Final year medical student, Fiona Vincent, recently spent time with us as part of the Faculty of Medical Leadership and Management elective.
Here she reflects on the type of leader she’d like to be, and the discomfort of mismatched theatre shoes.
I was at the hospital by 7am, ready for a much-anticipated day of surgery. I courteously obtained permission to go to theatre and managed to source and struggle into a pair of mismatched scrubs and odd sized theatre shoes- I think I had a size 4 on my left foot and a size 8 on my right. I am a size 6 but they were all I could find. I hobbled my way hastily to theatre as I did not want to be late for the team briefing. I entered theatre (through the correct door- I had made the error of entering through the wrong door last time), introduced myself and prepared to be asked to stand out of the way while busy people got on with their day jobs. Instead, my day was made when my supervisor said: “Fiona, please scrub up, I would like you to assist with this case.”
Over the past five years at medical school I have been taught by many different people in many different learning environments. In the latter stages of my training, I have spent the majority of my time in clinical settings being taught by doctors and other healthcare professionals. Through meeting and learning from others on my placements, I have gained an insight into the career and life I am about to embark upon. Each of these experiences has shaped my understanding of medicine and the sort of doctor I would like to become. By this I mean the principles I would like to live and work by, and the behaviours I would like to demonstrate.
Life as a medical student certainly has its challenges. The first day of a placement can be daunting in a new setting and often faced with a barrage of challenging questions from a senior doctor. Some doctors argue that because they were interrogated as students many years ago, they feel obliged to treat students in the same way as a rite of passage. Not everyone feels that way. I have had the privilege of being instructed by some excellent teaching doctors. It is no surprise that the quality of teaching – and the approach shown to students – varies so much as often these doctors have not been formally trained in how to teach. I have frequently pondered with friends and colleagues over what makes a good teaching doctor.

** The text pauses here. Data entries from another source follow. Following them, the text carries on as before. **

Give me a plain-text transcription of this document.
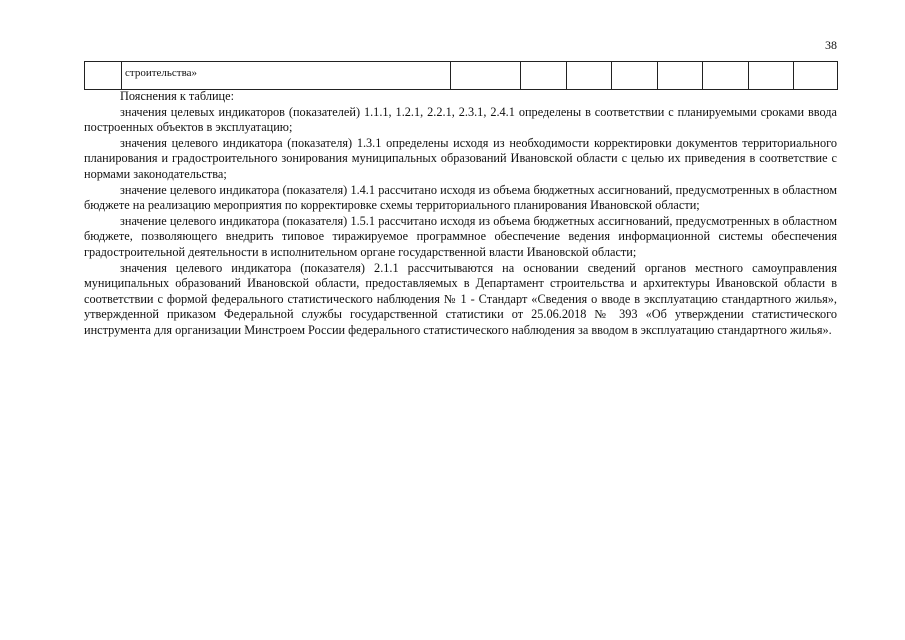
38
	строительства»								

Пояснения к таблице:

значения целевых индикаторов (показателей) 1.1.1, 1.2.1, 2.2.1, 2.3.1, 2.4.1 определены в соответствии с планируемыми сроками ввода построенных объектов в эксплуатацию;

значения целевого индикатора (показателя) 1.3.1 определены исходя из необходимости корректировки документов территориального планирования и градостроительного зонирования муниципальных образований Ивановской области с целью их приведения в соответствие с нормами законодательства;

значение целевого индикатора (показателя) 1.4.1 рассчитано исходя из объема бюджетных ассигнований, предусмотренных в областном бюджете на реализацию мероприятия по корректировке схемы территориального планирования Ивановской области;

значение целевого индикатора (показателя) 1.5.1 рассчитано исходя из объема бюджетных ассигнований, предусмотренных в областном бюджете, позволяющего внедрить типовое тиражируемое программное обеспечение ведения информационной системы обеспечения градостроительной деятельности в исполнительном органе государственной власти Ивановской области;

значения целевого индикатора (показателя) 2.1.1 рассчитываются на основании сведений органов местного самоуправления муниципальных образований Ивановской области, предоставляемых в Департамент строительства и архитектуры Ивановской области в соответствии с формой федерального статистического наблюдения № 1 - Стандарт «Сведения о вводе в эксплуатацию стандартного жилья», утвержденной приказом Федеральной службы государственной статистики от 25.06.2018 № 393 «Об утверждении статистического инструмента для организации Минстроем России федерального статистического наблюдения за вводом в эксплуатацию стандартного жилья».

I think part of the problem is that it is easy to forget what it feels like to be a student once you are qualified.
Therefore I have decided to write some reminders for my future self, for when medical school is a distant memory and I have forgotten what it feels like to be a student on placement:
1) Remember first impressions last
It is a rare blessing when a team are aware that a student is joining them, when they welcome you and tell you where the basic amenities are, such as the loos and the lockers. Students are members of the team and are there to learn and be involved. Making an effort to remember the name of your student goes a long way to making them feel included. I can almost guarantee that a student will return home with a spring in their step and tell their friends if a doctor knew who they were and was expecting them for the placement. A student is far more likely to attend placement regularly and learn and contribute if they have a positive rapport with the team.
2) Take a tailored approach
Medical students are future doctors and therefore one’s future professional colleagues. By taking a small amount of time to establish the stage of training they have reached and their objectives for the placement, you can tailor the teaching to meet their goals. They may have significant skills to contribute to the team – so empower them by getting them involved.

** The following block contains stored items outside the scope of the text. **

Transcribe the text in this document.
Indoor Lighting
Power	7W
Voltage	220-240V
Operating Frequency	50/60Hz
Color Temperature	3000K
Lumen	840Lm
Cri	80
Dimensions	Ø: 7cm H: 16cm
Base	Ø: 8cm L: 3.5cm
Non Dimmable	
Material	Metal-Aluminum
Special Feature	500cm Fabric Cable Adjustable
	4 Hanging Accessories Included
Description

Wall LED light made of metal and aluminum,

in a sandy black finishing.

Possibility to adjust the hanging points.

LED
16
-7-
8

3) Be mindful of your manner
Medical students gain a unique perspective of many different healthcare teams. The constant cycle through placements means that students witness teams performing in a multitude of specialities from surgery to general practice. Remember that your behaviour and manner will be noticed and can make a lasting impression. Consider how you portray your specialty and others. Openly denigrating a specialty can be damaging.
4) Create a positive culture
There is no doubt that we are experiencing very challenging times in healthcare. However, we should share a little positivity. Remember the powerful effect of working with healthcare professionals who are passionate about medicine and caring for people and who put patients first. In these situations, the whole atmosphere improves, and the patients notice it too. Strive to be positive and focus on solutions.
On placement, it makes all the difference when you are accepted and made to feel a valued member of the team. Excellent teachers empower students and acknowledge their potential. They invest their time in the future generation of doctors and recognise that by passing on their knowledge and experience they leave a lasting professional legacy.